Mutter kochte nach einem Rezept von ‹The Kitchen Front› ein Festessen – eine schreckliche Mischung aus Innereien und Hafergrütze. War nicht gerade ein Bombenerfolg, aber der Obstsalat aus der Dose war in Ordnung. Und dann holten wir eine schon lange versteckte Flasche Gin hervor. [...]
Abends wollten wir uns dann ins West End wagen. Mutter und Sid, die sich beide an Fälle von Vergewaltigungen und Orgien am Ende des ersten Weltkriegs erinnerten, zogen die unerotischsten Sachen an, die sie finden konnten, dazu schwere, «Männer abschreckende» Hosen. Eigentlich fehlte nur noch der Keuschheitsgürtel.
Auf dem ganzen Trafalgar Square herrschte helle Aufregung, und fast ganz London schien in Flutlicht getaucht – soviel unerwartetes Licht wirkte irgendwie unrealistisch. Die Leute tanzten wie verrückt herum, sprangen in die Springbrunnen und kletterten auf die Laternenpfähle. Dazu der leicht rot glühende Himmel von den Freudenfeuern, die ein bißchen an den «Blitz» erinnerten.

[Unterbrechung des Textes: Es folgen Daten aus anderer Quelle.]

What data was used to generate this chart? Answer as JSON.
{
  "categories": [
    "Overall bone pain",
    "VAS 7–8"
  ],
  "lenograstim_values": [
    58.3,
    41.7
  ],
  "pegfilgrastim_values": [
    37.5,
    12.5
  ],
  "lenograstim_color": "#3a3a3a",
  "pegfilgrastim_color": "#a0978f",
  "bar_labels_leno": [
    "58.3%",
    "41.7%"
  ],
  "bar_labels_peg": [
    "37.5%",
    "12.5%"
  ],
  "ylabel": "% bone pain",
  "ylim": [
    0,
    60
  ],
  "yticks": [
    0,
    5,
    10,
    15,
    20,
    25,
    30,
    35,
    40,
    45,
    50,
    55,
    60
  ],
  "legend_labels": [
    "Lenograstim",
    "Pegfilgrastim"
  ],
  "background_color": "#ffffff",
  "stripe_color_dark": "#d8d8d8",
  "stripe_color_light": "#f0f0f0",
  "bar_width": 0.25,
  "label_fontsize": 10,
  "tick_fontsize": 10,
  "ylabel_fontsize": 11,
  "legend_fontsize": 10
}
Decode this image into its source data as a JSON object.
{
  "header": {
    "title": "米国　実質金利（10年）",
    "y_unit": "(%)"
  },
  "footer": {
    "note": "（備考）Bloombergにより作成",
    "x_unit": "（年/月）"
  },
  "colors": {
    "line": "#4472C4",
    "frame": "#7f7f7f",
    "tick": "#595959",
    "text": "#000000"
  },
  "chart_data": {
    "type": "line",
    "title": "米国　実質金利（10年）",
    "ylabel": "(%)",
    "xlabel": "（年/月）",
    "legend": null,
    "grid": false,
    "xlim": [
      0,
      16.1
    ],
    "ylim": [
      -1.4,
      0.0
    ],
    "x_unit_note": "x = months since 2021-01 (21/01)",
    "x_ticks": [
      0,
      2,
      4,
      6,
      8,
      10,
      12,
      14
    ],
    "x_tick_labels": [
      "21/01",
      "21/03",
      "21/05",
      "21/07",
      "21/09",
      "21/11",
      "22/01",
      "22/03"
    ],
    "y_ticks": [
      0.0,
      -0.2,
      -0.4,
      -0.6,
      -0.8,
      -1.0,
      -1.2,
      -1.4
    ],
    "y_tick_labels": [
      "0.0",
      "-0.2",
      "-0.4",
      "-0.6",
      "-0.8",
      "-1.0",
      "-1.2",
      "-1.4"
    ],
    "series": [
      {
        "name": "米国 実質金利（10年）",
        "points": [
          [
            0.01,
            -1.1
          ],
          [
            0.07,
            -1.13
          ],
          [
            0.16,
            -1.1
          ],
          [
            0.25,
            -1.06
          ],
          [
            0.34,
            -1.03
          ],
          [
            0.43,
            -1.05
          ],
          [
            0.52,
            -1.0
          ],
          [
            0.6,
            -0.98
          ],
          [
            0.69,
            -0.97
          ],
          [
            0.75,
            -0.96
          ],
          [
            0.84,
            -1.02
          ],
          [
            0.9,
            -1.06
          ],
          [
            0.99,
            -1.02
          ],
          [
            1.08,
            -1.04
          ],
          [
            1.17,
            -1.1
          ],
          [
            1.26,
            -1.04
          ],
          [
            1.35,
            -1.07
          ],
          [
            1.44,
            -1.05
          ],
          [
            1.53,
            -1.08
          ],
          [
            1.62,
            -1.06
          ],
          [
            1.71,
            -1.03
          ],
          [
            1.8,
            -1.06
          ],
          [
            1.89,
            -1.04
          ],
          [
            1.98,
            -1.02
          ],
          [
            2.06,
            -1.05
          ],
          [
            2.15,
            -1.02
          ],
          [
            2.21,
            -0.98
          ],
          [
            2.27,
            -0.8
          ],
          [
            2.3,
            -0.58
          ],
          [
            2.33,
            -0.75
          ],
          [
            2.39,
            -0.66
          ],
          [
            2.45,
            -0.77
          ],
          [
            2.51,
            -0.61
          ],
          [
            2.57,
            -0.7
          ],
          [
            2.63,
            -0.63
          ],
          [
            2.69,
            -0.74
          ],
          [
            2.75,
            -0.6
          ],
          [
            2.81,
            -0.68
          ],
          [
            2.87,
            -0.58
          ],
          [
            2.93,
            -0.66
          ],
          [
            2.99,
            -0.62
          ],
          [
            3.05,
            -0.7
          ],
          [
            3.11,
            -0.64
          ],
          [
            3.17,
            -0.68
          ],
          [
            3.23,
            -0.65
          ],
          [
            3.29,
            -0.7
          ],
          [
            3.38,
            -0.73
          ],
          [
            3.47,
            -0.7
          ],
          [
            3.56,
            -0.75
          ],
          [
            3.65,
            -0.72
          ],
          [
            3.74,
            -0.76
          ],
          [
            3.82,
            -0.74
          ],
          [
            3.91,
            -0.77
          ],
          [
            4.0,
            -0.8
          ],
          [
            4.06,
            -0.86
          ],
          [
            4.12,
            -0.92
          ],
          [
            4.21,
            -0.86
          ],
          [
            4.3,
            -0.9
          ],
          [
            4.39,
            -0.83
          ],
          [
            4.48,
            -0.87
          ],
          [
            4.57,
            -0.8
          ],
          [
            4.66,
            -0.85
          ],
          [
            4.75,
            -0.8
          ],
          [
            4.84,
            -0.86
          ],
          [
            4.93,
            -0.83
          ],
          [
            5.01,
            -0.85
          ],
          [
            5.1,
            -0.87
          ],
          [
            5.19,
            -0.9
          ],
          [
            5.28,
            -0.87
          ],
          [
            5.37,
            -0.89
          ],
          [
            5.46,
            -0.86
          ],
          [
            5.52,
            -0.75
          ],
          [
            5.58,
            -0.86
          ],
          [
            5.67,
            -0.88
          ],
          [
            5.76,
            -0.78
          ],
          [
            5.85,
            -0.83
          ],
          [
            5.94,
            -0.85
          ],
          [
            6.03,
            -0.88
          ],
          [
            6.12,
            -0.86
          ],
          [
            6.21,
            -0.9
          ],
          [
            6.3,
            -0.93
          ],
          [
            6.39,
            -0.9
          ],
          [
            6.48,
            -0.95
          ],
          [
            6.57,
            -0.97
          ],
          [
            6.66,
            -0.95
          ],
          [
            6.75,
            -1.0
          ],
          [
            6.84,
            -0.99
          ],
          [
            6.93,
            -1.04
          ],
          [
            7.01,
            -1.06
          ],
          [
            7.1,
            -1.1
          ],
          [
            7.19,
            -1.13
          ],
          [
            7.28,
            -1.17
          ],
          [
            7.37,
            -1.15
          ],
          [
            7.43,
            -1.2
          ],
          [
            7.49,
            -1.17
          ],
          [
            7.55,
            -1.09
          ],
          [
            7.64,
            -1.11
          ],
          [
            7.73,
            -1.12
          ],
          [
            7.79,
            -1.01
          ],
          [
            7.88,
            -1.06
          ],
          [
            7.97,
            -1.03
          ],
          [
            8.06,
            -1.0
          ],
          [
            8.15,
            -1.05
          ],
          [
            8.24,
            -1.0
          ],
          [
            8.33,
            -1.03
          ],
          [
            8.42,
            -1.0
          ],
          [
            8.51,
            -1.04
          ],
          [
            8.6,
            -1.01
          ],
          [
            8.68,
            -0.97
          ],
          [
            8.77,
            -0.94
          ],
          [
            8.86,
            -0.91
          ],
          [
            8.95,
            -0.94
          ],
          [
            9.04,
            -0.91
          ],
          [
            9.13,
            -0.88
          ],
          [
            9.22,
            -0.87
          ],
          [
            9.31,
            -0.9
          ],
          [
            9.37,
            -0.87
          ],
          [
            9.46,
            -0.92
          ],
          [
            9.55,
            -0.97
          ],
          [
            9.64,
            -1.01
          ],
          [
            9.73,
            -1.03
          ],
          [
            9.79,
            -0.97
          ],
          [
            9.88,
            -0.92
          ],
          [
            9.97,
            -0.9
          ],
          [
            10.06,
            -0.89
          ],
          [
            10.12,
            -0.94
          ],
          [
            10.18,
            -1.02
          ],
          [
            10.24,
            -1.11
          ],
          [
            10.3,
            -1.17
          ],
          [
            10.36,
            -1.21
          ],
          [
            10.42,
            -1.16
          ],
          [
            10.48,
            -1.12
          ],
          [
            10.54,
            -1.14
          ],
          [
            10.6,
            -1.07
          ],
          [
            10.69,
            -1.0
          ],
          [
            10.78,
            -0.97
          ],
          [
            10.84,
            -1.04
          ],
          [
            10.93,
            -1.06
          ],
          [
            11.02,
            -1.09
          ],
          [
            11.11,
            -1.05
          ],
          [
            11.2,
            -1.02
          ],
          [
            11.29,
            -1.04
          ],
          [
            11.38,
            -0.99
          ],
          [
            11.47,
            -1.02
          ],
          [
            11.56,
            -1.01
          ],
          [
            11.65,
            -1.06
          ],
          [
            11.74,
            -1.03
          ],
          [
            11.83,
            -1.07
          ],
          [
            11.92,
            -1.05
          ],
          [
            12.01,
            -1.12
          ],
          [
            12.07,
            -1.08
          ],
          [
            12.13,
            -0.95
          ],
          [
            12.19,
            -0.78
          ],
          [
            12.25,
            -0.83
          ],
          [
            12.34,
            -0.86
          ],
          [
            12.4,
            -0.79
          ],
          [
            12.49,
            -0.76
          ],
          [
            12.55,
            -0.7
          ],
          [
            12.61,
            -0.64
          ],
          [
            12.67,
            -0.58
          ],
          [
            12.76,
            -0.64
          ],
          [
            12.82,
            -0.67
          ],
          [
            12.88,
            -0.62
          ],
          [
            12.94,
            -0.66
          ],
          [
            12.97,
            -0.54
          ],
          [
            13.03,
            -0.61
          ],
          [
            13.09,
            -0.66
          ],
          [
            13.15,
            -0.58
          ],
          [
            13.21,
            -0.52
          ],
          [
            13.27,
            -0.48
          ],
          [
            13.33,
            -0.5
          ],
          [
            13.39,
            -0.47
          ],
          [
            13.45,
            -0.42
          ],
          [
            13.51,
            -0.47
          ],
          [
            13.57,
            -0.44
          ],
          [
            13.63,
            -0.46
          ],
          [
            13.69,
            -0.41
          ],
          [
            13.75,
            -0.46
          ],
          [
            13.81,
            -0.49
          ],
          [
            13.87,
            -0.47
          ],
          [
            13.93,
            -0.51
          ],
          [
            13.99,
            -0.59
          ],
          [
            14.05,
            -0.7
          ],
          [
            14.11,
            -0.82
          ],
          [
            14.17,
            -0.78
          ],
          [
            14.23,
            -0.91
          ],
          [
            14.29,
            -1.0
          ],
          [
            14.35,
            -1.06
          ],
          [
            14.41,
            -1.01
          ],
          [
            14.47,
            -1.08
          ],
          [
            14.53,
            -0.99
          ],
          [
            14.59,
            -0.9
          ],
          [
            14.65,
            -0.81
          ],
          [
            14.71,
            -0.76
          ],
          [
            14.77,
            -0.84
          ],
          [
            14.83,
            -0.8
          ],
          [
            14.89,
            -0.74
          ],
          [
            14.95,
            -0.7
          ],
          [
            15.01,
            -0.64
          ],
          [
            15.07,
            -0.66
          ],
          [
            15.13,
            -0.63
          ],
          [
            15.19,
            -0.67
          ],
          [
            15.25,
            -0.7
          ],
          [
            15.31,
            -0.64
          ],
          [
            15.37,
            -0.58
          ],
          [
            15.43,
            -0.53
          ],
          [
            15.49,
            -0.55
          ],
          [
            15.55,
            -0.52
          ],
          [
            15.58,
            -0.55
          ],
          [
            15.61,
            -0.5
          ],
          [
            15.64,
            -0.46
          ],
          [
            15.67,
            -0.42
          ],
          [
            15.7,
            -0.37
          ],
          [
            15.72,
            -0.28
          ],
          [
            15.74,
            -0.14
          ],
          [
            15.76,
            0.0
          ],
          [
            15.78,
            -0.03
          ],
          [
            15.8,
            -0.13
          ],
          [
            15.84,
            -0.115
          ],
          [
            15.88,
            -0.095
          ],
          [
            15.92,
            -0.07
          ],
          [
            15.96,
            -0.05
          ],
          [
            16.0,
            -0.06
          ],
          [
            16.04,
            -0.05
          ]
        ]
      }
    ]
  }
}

Die meisten Pubs schienen keinen Alkohol mehr zu haben, also brachte ich die beiden in den York Minster Pub, wo noch Rotwein in Strömen floß. Hinter dem Tresen stand Monsieur Berlemont, sein prächtiger Schnurrbart stand vor Aufregung fast aufrecht. Wir saßen an einem kleinen runden Ecktisch. [...] Ein französischer Matrose gab meiner Mutter einen Kuß und tauschte seine Mütze mit ihr; er nahm ihre kleine braune Samtmütze und gab ihr seine mit einem Bommel obendrauf. Es war ihr unglaublich peinlich. Sofort war sie damit beschäftigt, ihre Haare wieder in Ordnung zu bringen, sie über die Ohren zu legen. Sie haßte es, wenn irgend jemand ihre Ohren sehen konnte, und das, obwohl sie sogar recht hübsch waren.
Als wir von Soho in Richtung Piccadilly zogen, waren wir alle schon recht wackelig auf den Beinen. Wir kämpften uns langsam durch die Menge in Richtung Whitehall, wo angeblich Churchill erscheinen sollte. Es wurden alte Lieder gesungen: «Roll out the Barrel», «Bless ‘em All» und «Tipperary», und die Leute tanzten im Kreis. [...]
Wir hakten einander unter und schaffen es so, langsam in RichtungWhitehall zu gehen. Dort angekommen standen wir eingequetscht wie die Sardinen in der Dose.